Institut du Cerveau - ICM, INSERM U 1127, CNRS UMR 7225, Sorbonne Université, Team 'Movement Investigations and Therapeutics' (MOV'IT).
ICM, Centre de NeuroImagerie de Recherche - CENIR.
Curr Opin Neurol. 2021 Aug 1;34(4):514-524. doi: 10.1097/WCO.0000000000000957.
Differential diagnosis of Parkinsonism may be difficult. The objective of this review is to present the work of the last three years in the field of imaging for diagnostic categorization of parkinsonian syndromes focusing on progressive supranuclear palsy (PSP) and multiple system atrophy (MSA).
Two main complementary approaches are being pursued. The first seeks to develop and validate manual qualitative or semi-quantitative imaging markers that can be easily used in clinical practice. The second is based on quantitative measurements of magnetic resonance imaging abnormalities integrated in a multimodal approach and in automatic categorization machine learning tools.

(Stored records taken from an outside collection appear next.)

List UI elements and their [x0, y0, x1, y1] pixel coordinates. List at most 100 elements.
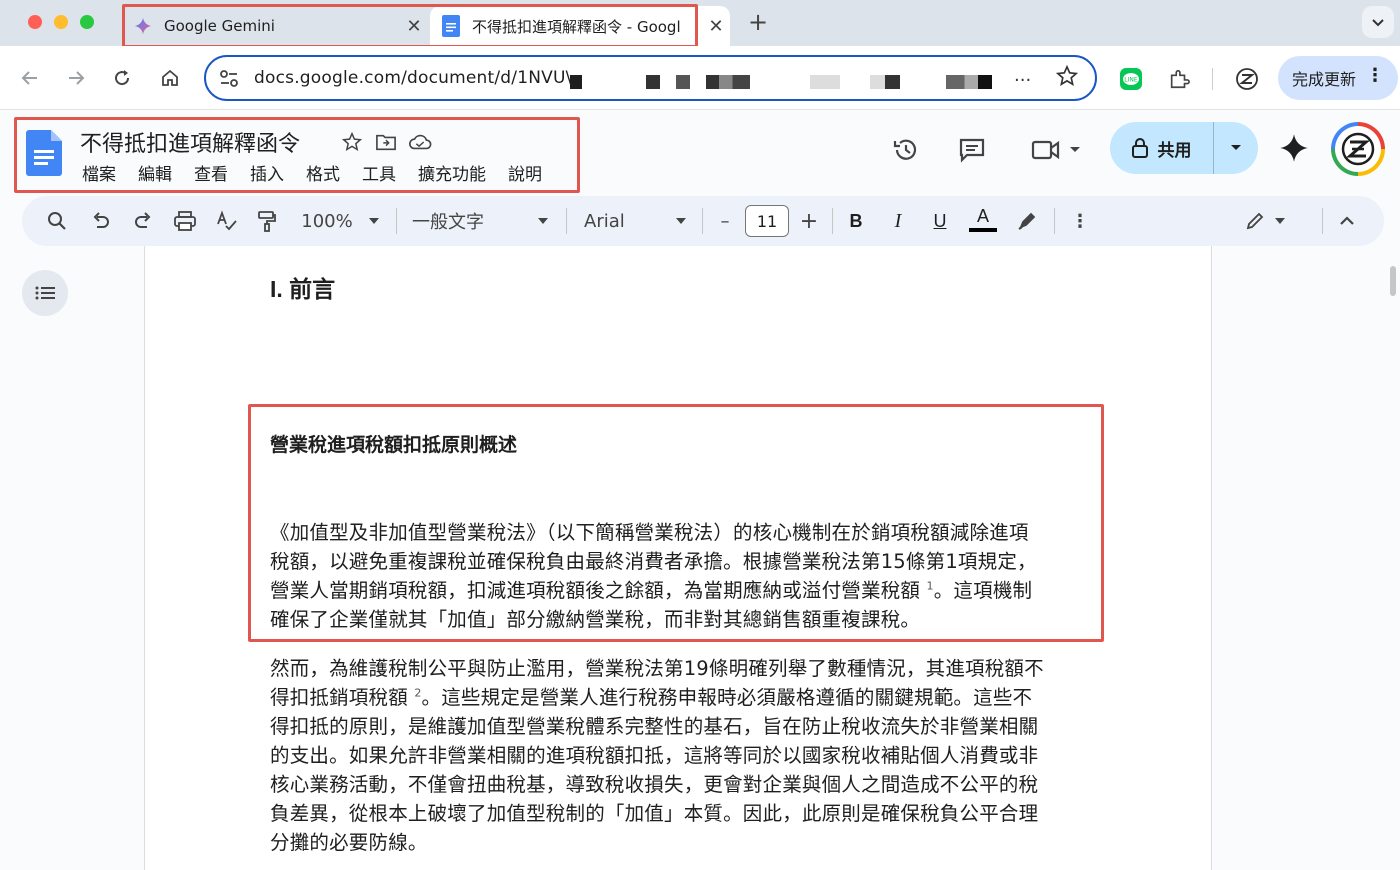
text-color-letter: A — [976, 206, 989, 226]
document-title[interactable]: 不得抵扣進項解釋函令 — [80, 126, 300, 158]
zoom-value: 100% — [301, 210, 353, 232]
url-ellipsis: ... — [1014, 65, 1032, 86]
toolbar-divider — [1054, 208, 1055, 234]
menu-help[interactable]: 說明 — [508, 160, 542, 185]
print-button[interactable] — [172, 206, 198, 236]
redo-icon — [135, 212, 151, 228]
back-button[interactable] — [12, 60, 48, 96]
zoom-select[interactable]: 100% — [298, 206, 382, 236]
hide-menus-button[interactable] — [1334, 206, 1360, 236]
bold-button[interactable]: B — [844, 206, 868, 236]
docs-favicon-icon — [440, 15, 462, 37]
minimize-window-button[interactable] — [54, 15, 68, 29]
arrow-right-icon — [69, 71, 85, 85]
heading-introduction: I. 前言 — [270, 276, 336, 302]
caret-down-icon — [1275, 218, 1285, 224]
scrollbar-thumb[interactable] — [1390, 266, 1396, 296]
tab-close-icon[interactable]: ✕ — [702, 16, 730, 37]
cloud-saved-icon[interactable] — [408, 130, 432, 154]
update-label: 完成更新 — [1292, 70, 1357, 89]
line-extension-icon[interactable]: LINE — [1114, 62, 1148, 96]
tab-strip: Google Gemini ✕ 不得抵扣進項解釋函令 - Googl ✕ + — [0, 0, 1400, 46]
menu-edit[interactable]: 編輯 — [138, 160, 172, 185]
reload-button[interactable] — [104, 60, 140, 96]
comments-button[interactable] — [954, 132, 990, 168]
paragraph-line: 得扣抵的原則，是維護加值型營業稅體系完整性的基石，旨在防止稅收流失於非營業相關 — [270, 715, 1039, 738]
profile-z-icon[interactable] — [1230, 62, 1264, 96]
docs-logo-icon[interactable] — [26, 130, 62, 176]
account-avatar[interactable] — [1331, 122, 1385, 176]
spellcheck-button[interactable] — [214, 206, 240, 236]
address-bar[interactable]: docs.google.com/document/d/1NVU\ ... — [204, 55, 1097, 101]
highlight-color-button[interactable] — [1014, 206, 1040, 236]
decrease-font-size-button[interactable]: – — [714, 206, 736, 236]
section-subheading: 營業稅進項稅額扣抵原則概述 — [270, 434, 518, 456]
more-menu-icon[interactable]: ⋮ — [1366, 65, 1384, 86]
toolbar-divider — [396, 208, 397, 234]
menu-format[interactable]: 格式 — [306, 160, 340, 185]
tab-google-gemini[interactable]: Google Gemini ✕ — [122, 6, 428, 46]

These two complementary approaches obtained high diagnostic around 90% and above in the classical Richardson form of PSP and probable MSA. Future work will determine if these techniques can improve diagnosis in other PSP variants and early forms of the diseases when all clinical criteria are not fully met.
帕金森病的鉴别诊断可能较为困难。本综述的目的是呈现过去三年在帕金森综合征诊断分类的影像学领域的研究工作,重点关注进行性核上性麻痹(PSP)和多系统萎缩(MSA)。
目前主要有两种互补的研究方法。第一种方法是开发和验证可在临床实践中轻松使用的手动定性或半定量成像标志物。第二种方法基于磁共振成像异常的定量测量,这些异常整合在多模态方法中,并应用于自动分类机器学习工具。
这两种互补的方法在经典的 PSP 型和可能的 MSA 型中获得了约 90%及以上的高诊断准确率。未来的研究将确定这些技术是否可以提高其他 PSP 变体和疾病早期阶段的诊断准确性,此时并非所有临床标准都完全满足。